If it seems like rates have been slow to move up recently despite talk of "higher rates," it's because the gap between rates (usually 1/8th or .125% increments) has gotten increasingly expensive in terms of PRICE (related in terms of percentage of the loan amount such as 0.75 = $750 on a $100,000 loan). 

In the past, when we've discussed "affordable buydowns," that might look like .4 to .5 in terms of upfront cost to move between rates (i.e. paying to move an eighth lower in rate, or being charged less to move an eighth higher in rate).  Those same costs are now closer to 1.0, meaning that it costs more to buy down to the next lower rate, but that there is also better insulation from being pushed up to the next eighth higher in rate or better compensation in terms of decreased closing costs if you do move to the next higher rate.

So will rates continue to go higher?  Remember the glacial pace with ups and downs.  There will always be pockets of correction and consolidation even within broad trends higher.  The entire month of October was a great example.  Whether or not we'll see another extended period of time like that in the near future is uncertain, but less likely than it was for two reasons.

First, the tapering corner has been turned.  Even though markets will continue to speculate about whether or not each upcoming Fed Announcement will result in another $10bln reduction in bond buying, the biggest speculation as to whether or not the process will start, is in the books.  Some have suggested that this calms volatility, and that may well be true, but it was volatility working in our favor that allowed October's little bounce back to happen. 

The other incredibly important factor is the recently announced increases to the Guarantee Fee imposed by Fannie and Freddie's conservator the FHFA.  This will raise rates by .25-.375% for many borrowers by the time the up-front cost changes are applied, and that's happening a lot sooner than most people realize. 

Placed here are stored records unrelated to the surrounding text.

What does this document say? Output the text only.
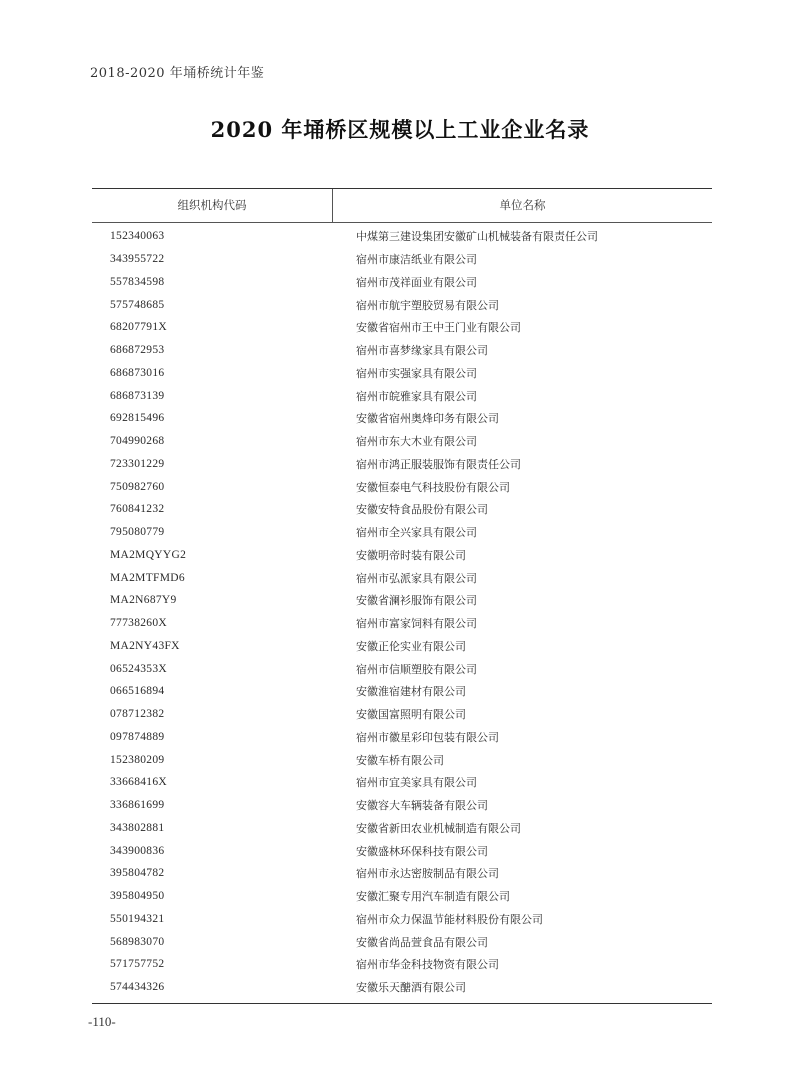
2018-2020 年埇桥统计年鉴
2020 年埇桥区规模以上工业企业名录
组织机构代码	单位名称
152340063	中煤第三建设集团安徽矿山机械装备有限责任公司
343955722	宿州市康洁纸业有限公司
557834598	宿州市茂祥面业有限公司
575748685	宿州市航宇塑胶贸易有限公司
68207791X	安徽省宿州市王中王门业有限公司
686872953	宿州市喜梦缘家具有限公司
686873016	宿州市实强家具有限公司
686873139	宿州市皖雅家具有限公司
692815496	安徽省宿州奥烽印务有限公司
704990268	宿州市东大木业有限公司
723301229	宿州市鸿正服装服饰有限责任公司
750982760	安徽恒泰电气科技股份有限公司
760841232	安徽安特食品股份有限公司
795080779	宿州市全兴家具有限公司
MA2MQYYG2	安徽明帝时装有限公司
MA2MTFMD6	宿州市弘派家具有限公司
MA2N687Y9	安徽省澜衫服饰有限公司
77738260X	宿州市富家饲料有限公司
MA2NY43FX	安徽正伦实业有限公司
06524353X	宿州市信顺塑胶有限公司
066516894	安徽淮宿建材有限公司
078712382	安徽国富照明有限公司
097874889	宿州市徽星彩印包装有限公司
152380209	安徽车桥有限公司
33668416X	宿州市宜美家具有限公司
336861699	安徽容大车辆装备有限公司
343802881	安徽省新田农业机械制造有限公司
343900836	安徽盛林环保科技有限公司
395804782	宿州市永达密胺制品有限公司
395804950	安徽汇聚专用汽车制造有限公司
550194321	宿州市众力保温节能材料股份有限公司
568983070	安徽省尚品萱食品有限公司
571757752	宿州市华金科技物资有限公司
574434326	安徽乐天醣酒有限公司
-110-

In fact, at least one big bank has already applied part of the G-fee change to rate locks of 60 days.  It instantly made those locks way more expensive than they were yesterday.  Borrowers would either pay for it by moving up to the next eighth of a percent higher in rate, or by raising their up-front costs by around three quarters of a point (so $1500 on a $200k loan). If 60 day locks just took the hit, it will be 2 weeks or less before it affects 45 day locks.  Time is ticking...

Not only does this put a big consideration on the horizon, but it also means that lenders aren't going to be too eager to put out lower rates between now and then because it's unprofitable and unwise for them to get locked into earning interest rates that aren't in line with the rest of the market in a few weeks' time.

 

Loan Originator Perspectives

"The same song and dance continues. Matthew Graham equated the recent trend in rates this morning to "glacial momentum higher in rates." I think this is a perfect analogy. It will take something big to break up the glacier slowly moving down the hill (or up in rates) at this point. I still think locking at or shortly after application is the best move for the foreseeable future." -Stephen Chizmadia, Mortgage Advisor, American Capital Home Loans

"More deterioration in MBS markets today as bond investors pondered the short and long ramifications of yesterday's Fed tapering announcement. As noted repeatedly, we're in a rising rate environment, even before new pricing adjustments from Fannie and Freddie kick in over the next couple of months. Mid-upper 4's may not seem like exceptionally appealing rates now, but rest assured in a few months we may be wishing they were still available." -Ted Rood, Senior Originator, Wintrust Mortgage

"The tourniquet seems to be applied stopping the slow bleed to weaker levels. Would be nice if the worst is behind after the first taper announcement, but that is wishful thinking. Floating in hopes of a meaningful drop is asking for pain in my opinion. " -Mike Owens, VP of Mortgage Lending Guaranteed Rate, Inc.

 

Today's Best-Execution Rates

  • 30YR FIXED - 4.625%
  • FHA/VA - 4.25%
  • 15 YEAR FIXED -  3.5%
  • 5 YEAR ARMS -  3.0-3.50% depending on the lender


Ongoing Lock/Float Considerations

  • The prospect of the Fed reducing its asset purchases weighed heavy on interest rates for the 2nd half of 2013, causing volatility and generally pervasive upward movement.
  • Tapering ultimately happened on December 18th, 2013.  Markets had done so much to come to terms with it ahead of time that it essentially just confirmed the the 6 month move higher in rates, but didn't make for another immediate spike higher.
  • That said, we should assume that we're still in a rising rate environment on average.
  • NOTE: Lenders will be adjust rate sheets at various times in December and January to account for the most recent hike in Guarantee Fees.  This will unequivocally raise rates by at least an eighth of a percent for almost every borrower, and in most cases .25-.375%.  Depending on the lender, those changes will take place overnight and have already begun.
  • (As always, please keep in mind that our Best-Execution rate always pertains to a completely ideal scenario.  There are many reasons a quoted rate may differ from our average rates, and in those cases, assuming you're following along on a day to day basis, simply use the Best-Ex levels we quote as a baseline to track potential movement in your quoted rate).